Editor: Jonathan Ree’s final paragraphs offer to the reader what she is after !
A Social History of Analytic Philosophy is full of ingenious argument and unusual information, but it fails to deliver the political knock-out that it promises. Schuringa is surely right to think that ‘no one is exempt from having class interests speak through them’, but in that case it should not come as a surprise that analytic philosophers employed by bourgeois universities tend to be bearers of liberal ideology. (On the other hand the continued salience of Plato and Aristotle—two great fountains of anti-liberalism—might seem rather anomalous.) Moreover he offers no evidence that students of analytic philosophy are exposed to larger doses of bourgeois liberalism than students of other subjects, or that they are especially susceptible to it: my own experience would suggest, in fact, that lots of them end up thoroughly disgruntled, and wishing they had studied something else.

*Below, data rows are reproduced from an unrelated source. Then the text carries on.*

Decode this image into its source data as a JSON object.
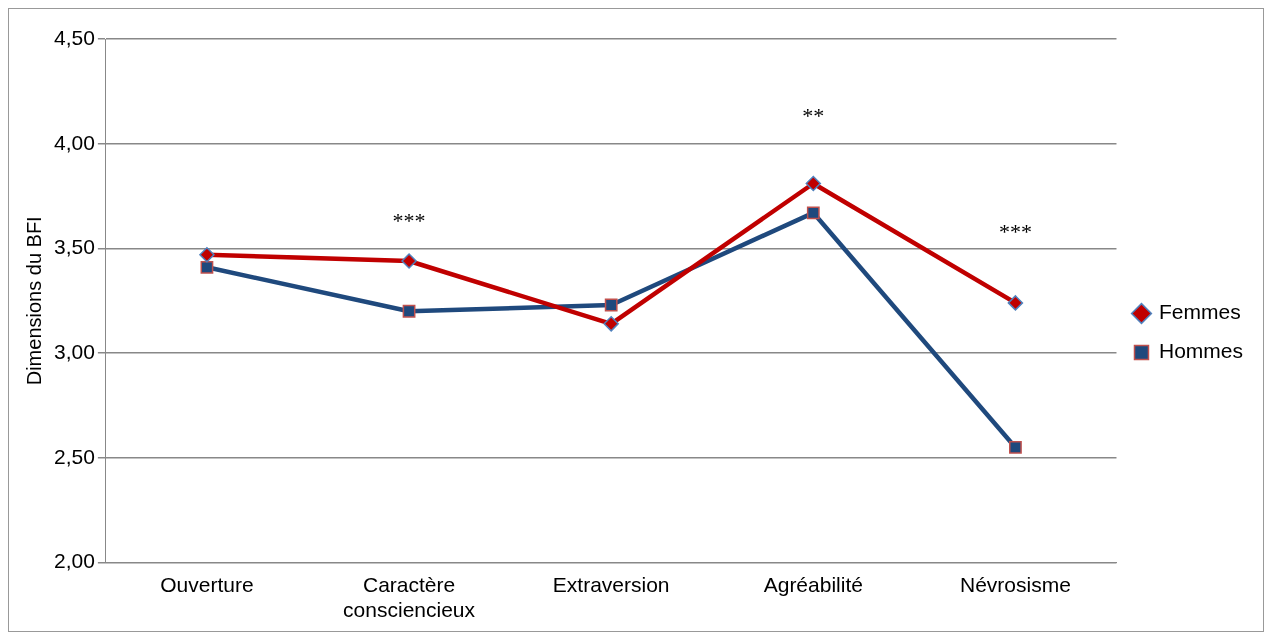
{
  "chart_data": {
    "type": "line",
    "ylabel": "Dimensions du BFI",
    "categories": [
      "Ouverture",
      "Caractère\nconsciencieux",
      "Extraversion",
      "Agréabilité",
      "Névrosisme"
    ],
    "series": [
      {
        "name": "Femmes",
        "color": "#c00000",
        "marker": "diamond",
        "values": [
          3.47,
          3.44,
          3.14,
          3.81,
          3.24
        ]
      },
      {
        "name": "Hommes",
        "color": "#1f497d",
        "marker": "square",
        "values": [
          3.41,
          3.2,
          3.23,
          3.67,
          2.55
        ]
      }
    ],
    "ylim": [
      2,
      4.5
    ],
    "yticks": [
      {
        "value": 2,
        "label": "2,00"
      },
      {
        "value": 2.5,
        "label": "2,50"
      },
      {
        "value": 3,
        "label": "3,00"
      },
      {
        "value": 3.5,
        "label": "3,50"
      },
      {
        "value": 4,
        "label": "4,00"
      },
      {
        "value": 4.5,
        "label": "4,50"
      }
    ],
    "grid": "y",
    "legend": "right",
    "line_style": "solid",
    "annotations": [
      "***",
      "**",
      "***"
    ]
  }
}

Schuringa seems to think that analytic philosophy deserves a special scolding, on account of ‘the powerful critical forces that its hegemony helps to keep suppressed’. But even if he is right about the ‘powerful critical forces’ challenging modern capitalist societies, he is surely mistaken in supposing that analytic philosophy plays a significant part in keeping them in check. Back in 1957, Perry Anderson described it as a ‘peripheral phenomenon’, and its proportional presence in educational institutions has dwindled drastically since that time. Analytic philosophy has always been a minority pursuit, rather like fly-fishing or musical serialism but considerably smaller. It barely exists outside colleges and universities in the English-speaking world, and even there it accounts for little more than three thousand instructors out of a total of more than one and a half million—in other words, around 0.2%.
Schuringa’s argument made me think of the famous butterfly effect, but in reverse: a massive global cause—‘liberal-colonial capital’—invoked to explain a minuscule effect. And while his vehemence is impressive, it is a little overdone. There is surely something to be said in favour of philosophical teachers with a knack for turning the tables on their students: for persuading them to talk and to explain, if they can, exactly what they mean. The technique is obviously individualistic—it aims, after all, to get individuals to think for themselves—and it may also be biased, for better or for worse, towards liberal ideology. But if analytic philosophy is a hegemon, it is a diminutive one: a superstructure of a superstructure of a superstructure, and unlikely to make much difference to the rest of the world.